Doses of up to 3 grams per day appear to be safe when taken for up to 4 months. The dosage used in studies generally ranges from 1.5 to 5 grams per day.

Maca is easy to incorporate into your diet. You can start with a teaspoon (about 5 grams) to get used to the taste that not everyone likes – it has been characterized as earthy and dry. You can add a little powder to your coffee or tea. You can also add it to smoothies, oats, yogurt, milk, salads and recipes. Maca can be added to almost any dish and you can also make recipes with the main ingredient maca.

Maca and side effects

There are no reports of side effects after consuming maca as a food. However, the locals, in the highlands of Peru, suggest boiling maca before eating it. The traditional method of boiling up to 20 grams of powder to make juice has not been associated with toxicity. The boiling process seems to increase some metabolites but destroys other compounds -e.g. It is known that heating significantly reduces the content of vitamin C.

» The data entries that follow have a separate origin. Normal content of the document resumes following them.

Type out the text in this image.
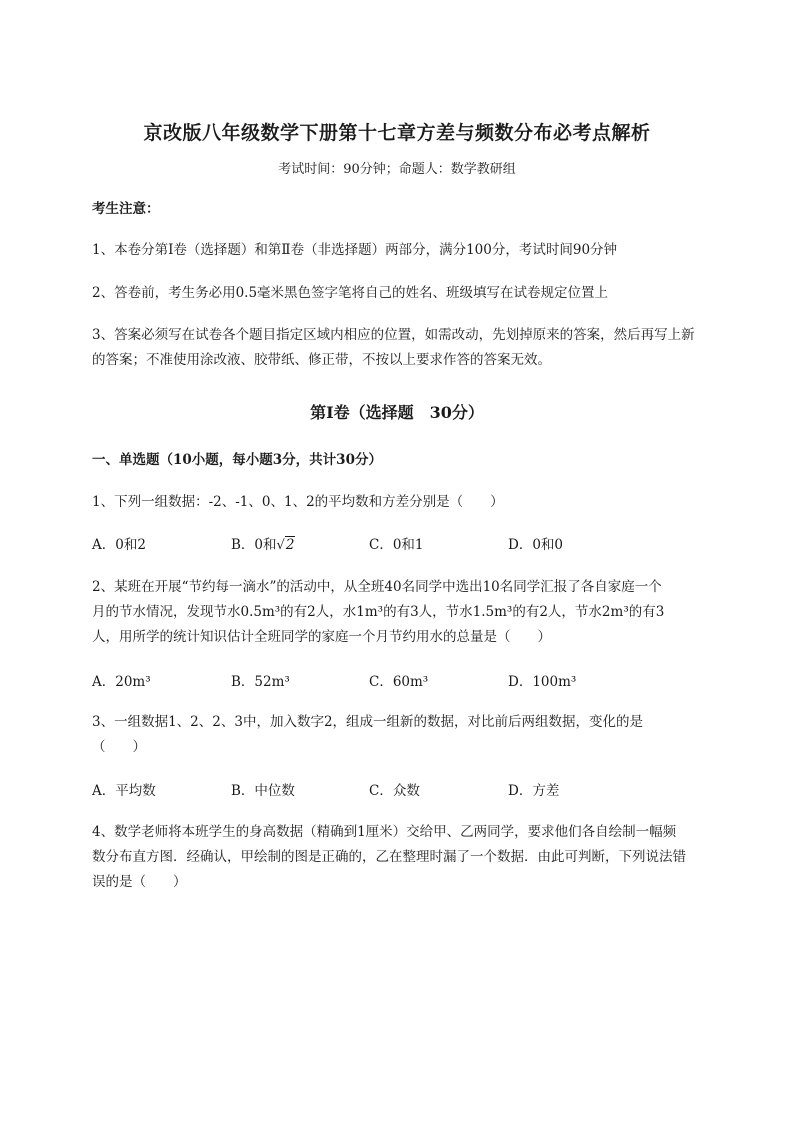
京改版八年级数学下册第十七章方差与频数分布必考点解析
考试时间：90分钟；命题人：数学教研组
考生注意：
1、本卷分第I卷（选择题）和第Ⅱ卷（非选择题）两部分，满分100分，考试时间90分钟
2、答卷前，考生务必用0.5毫米黑色签字笔将自己的姓名、班级填写在试卷规定位置上
3、答案必须写在试卷各个题目指定区域内相应的位置，如需改动，先划掉原来的答案，然后再写上新
的答案；不准使用涂改液、胶带纸、修正带，不按以上要求作答的答案无效。
第I卷（选择题　30分）
一、单选题（10小题，每小题3分，共计30分）
1、下列一组数据：-2、-1、0、1、2的平均数和方差分别是（　　）
A．0和2	B．0和√2	C．0和1	D．0和0
2、某班在开展“节约每一滴水”的活动中，从全班40名同学中选出10名同学汇报了各自家庭一个
月的节水情况，发现节水0.5m³的有2人，水1m³的有3人，节水1.5m³的有2人，节水2m³的有3
人，用所学的统计知识估计全班同学的家庭一个月节约用水的总量是（　　）
A．20m³	B．52m³	C．60m³	D．100m³
3、一组数据1、2、2、3中，加入数字2，组成一组新的数据，对比前后两组数据，变化的是
（　　）
A．平均数	B．中位数	C．众数	D．方差
4、数学老师将本班学生的身高数据（精确到1厘米）交给甲、乙两同学，要求他们各自绘制一幅频
数分布直方图．经确认，甲绘制的图是正确的，乙在整理时漏了一个数据．由此可判断，下列说法错
误的是（　　）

Side effects reported include impaired menstrual cycle, stomach cramps, discomfort and insomnia.

If you have thyroid problems, you need to be careful with maca because it contains substances that can affect the normal functioning of the gland. These compounds are more likely to affect you if you already have impaired thyroid function.

Maca contains a compound called MTCA and has the potential to cause DNA damage. In view of this risk, a French health organization said that consumers should be careful. This has been disputed by researchers who said that MTCA is inactivated during cooking. This substance is also present in other foods e.g. in oranges [12] and in some it is even found in a higher concentration than in maca.

The safety of taking maca supplements during pregnancy and lactation has not been evaluated.